In answer Godfrey flicked on the electric kettle and started talking over its bubble. “This is crazy. She has to have done it unless a Bengal tiger is on the loose.”
“Tadpole seems to be okay with her. That makes me hesitate to—”
“He’s a ho for anyone who looks like they have a biscuit in their pocket!”
“Nevertheless, he’s always right.”
“Great, the dog wags his tail and we can all relax, assured she won’t rip us asunder.”
“Look, Taddy was okay when he met Jolie, and he knew she was wolven before I did.”
“He nearly had a heart attack when you took him to Little Dip!”
“Please don’t fight.” Isabelle stood at the kitchen door, Tadpole in her arms. “I’ve brought you nothing but stress. I’m so sorry I burst in on your lives like this. I’m leaving right now.” She set Tadpole down. “I’ve nothing to hide from the police. I’m going back to my apartment to wait for them.”
“Honey, it’s not the police we’re worried about. If you didn’t kill Barry, then something else did. I’m not sure you’re safe.”
“When you change into a Were, can you remember what you do?” Godfrey asked bluntly.
“I don’t change. That’s just it,” Isabelle said. She sank into a kitchen chair. It was obvious she was still in shock.
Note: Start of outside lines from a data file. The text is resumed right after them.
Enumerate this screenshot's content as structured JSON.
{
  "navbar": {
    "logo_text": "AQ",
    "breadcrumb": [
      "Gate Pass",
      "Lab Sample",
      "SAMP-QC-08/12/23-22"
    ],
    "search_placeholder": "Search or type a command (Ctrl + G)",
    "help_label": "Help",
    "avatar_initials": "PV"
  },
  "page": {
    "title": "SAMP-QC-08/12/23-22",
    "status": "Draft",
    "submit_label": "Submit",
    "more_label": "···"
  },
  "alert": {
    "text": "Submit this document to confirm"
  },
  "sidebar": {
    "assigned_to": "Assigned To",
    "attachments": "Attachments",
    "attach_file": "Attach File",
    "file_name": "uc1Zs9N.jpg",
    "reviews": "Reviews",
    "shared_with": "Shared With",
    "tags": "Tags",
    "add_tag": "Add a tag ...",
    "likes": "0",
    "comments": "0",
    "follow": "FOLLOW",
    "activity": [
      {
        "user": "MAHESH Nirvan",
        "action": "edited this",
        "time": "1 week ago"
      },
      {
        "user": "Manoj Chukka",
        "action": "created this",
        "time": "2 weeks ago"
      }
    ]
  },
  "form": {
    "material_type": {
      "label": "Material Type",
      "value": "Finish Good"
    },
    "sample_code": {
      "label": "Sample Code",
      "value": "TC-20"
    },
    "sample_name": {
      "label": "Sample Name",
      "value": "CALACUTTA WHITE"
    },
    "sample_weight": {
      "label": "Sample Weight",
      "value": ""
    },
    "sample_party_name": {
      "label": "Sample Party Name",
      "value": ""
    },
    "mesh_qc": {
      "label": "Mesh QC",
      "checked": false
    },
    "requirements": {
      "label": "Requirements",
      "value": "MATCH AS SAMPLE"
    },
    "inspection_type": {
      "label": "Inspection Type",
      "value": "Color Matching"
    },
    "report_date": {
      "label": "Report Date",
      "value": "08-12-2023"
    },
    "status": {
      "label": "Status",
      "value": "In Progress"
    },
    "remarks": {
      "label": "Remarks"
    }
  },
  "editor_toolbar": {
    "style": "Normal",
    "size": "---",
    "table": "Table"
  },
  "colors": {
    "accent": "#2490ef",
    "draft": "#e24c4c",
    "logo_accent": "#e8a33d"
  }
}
Hope was annoyed at Godfrey for his blunt questioning but realized they needed answers, and fast.“You don’t change?”
“What? Never?”
Hope and Godfrey spoke over each other in their surprise.
“I dream of it. All the time. And Ren is always there, running with me. Guiding me through a forest. But I’ve never physically changed.” She looked down and plucked at the sweater hanging from her shoulders. “Maybe I’m too w
eak? Maybe I’m one of those ferals that won’t survive a change, so my body somehow suppresses it? Can that happen?”
Hope and Godfrey didn’t know, but they doubted it.
“Then what was outside your house last night, if it wasn’t her?” Godfrey said.
Hope looked at him blankly. “I never thought of that. I just assumed it was…” She looked across to Isabelle.
Isabelle looked at them suspiciously. “What?” she asked uneasily. “What about last night?”
“Come with me.” Hope rose and had them follow her to the back deck.
“This.” She pointed to the muddy wolven prints. “Were you here last night?”
“I was. I’m here most nights. But not this close. Never this close. It took all my courage to come this far, and that was only because the dog told me to.”
“Tadpole told you to?” Godfrey’s eyebrows rose.
“Well, sort of. I’m not sure how, but I knew he was making me welcome and wanted me to come closer. And then when I saw the photograph and I was…compelled, I suppose. But I swear I’ve never come around the back of your house.” She looked at the dried-out mud prints. “They’re enormous. Is this your partner?” she asked Hope.
“Hell, no. Though it could easily be Jolie’s feet,” Godfrey blurted. “Shit. We need to think this through.” He turned to Hope.
“I thought I could scent a Were earlier, and just assumed it was your partner. But the inside of the house smells different. Sort of nicer,” Isabelle said. “Much nicer.”
“Can you smell something here?” Hope pointed at the patio.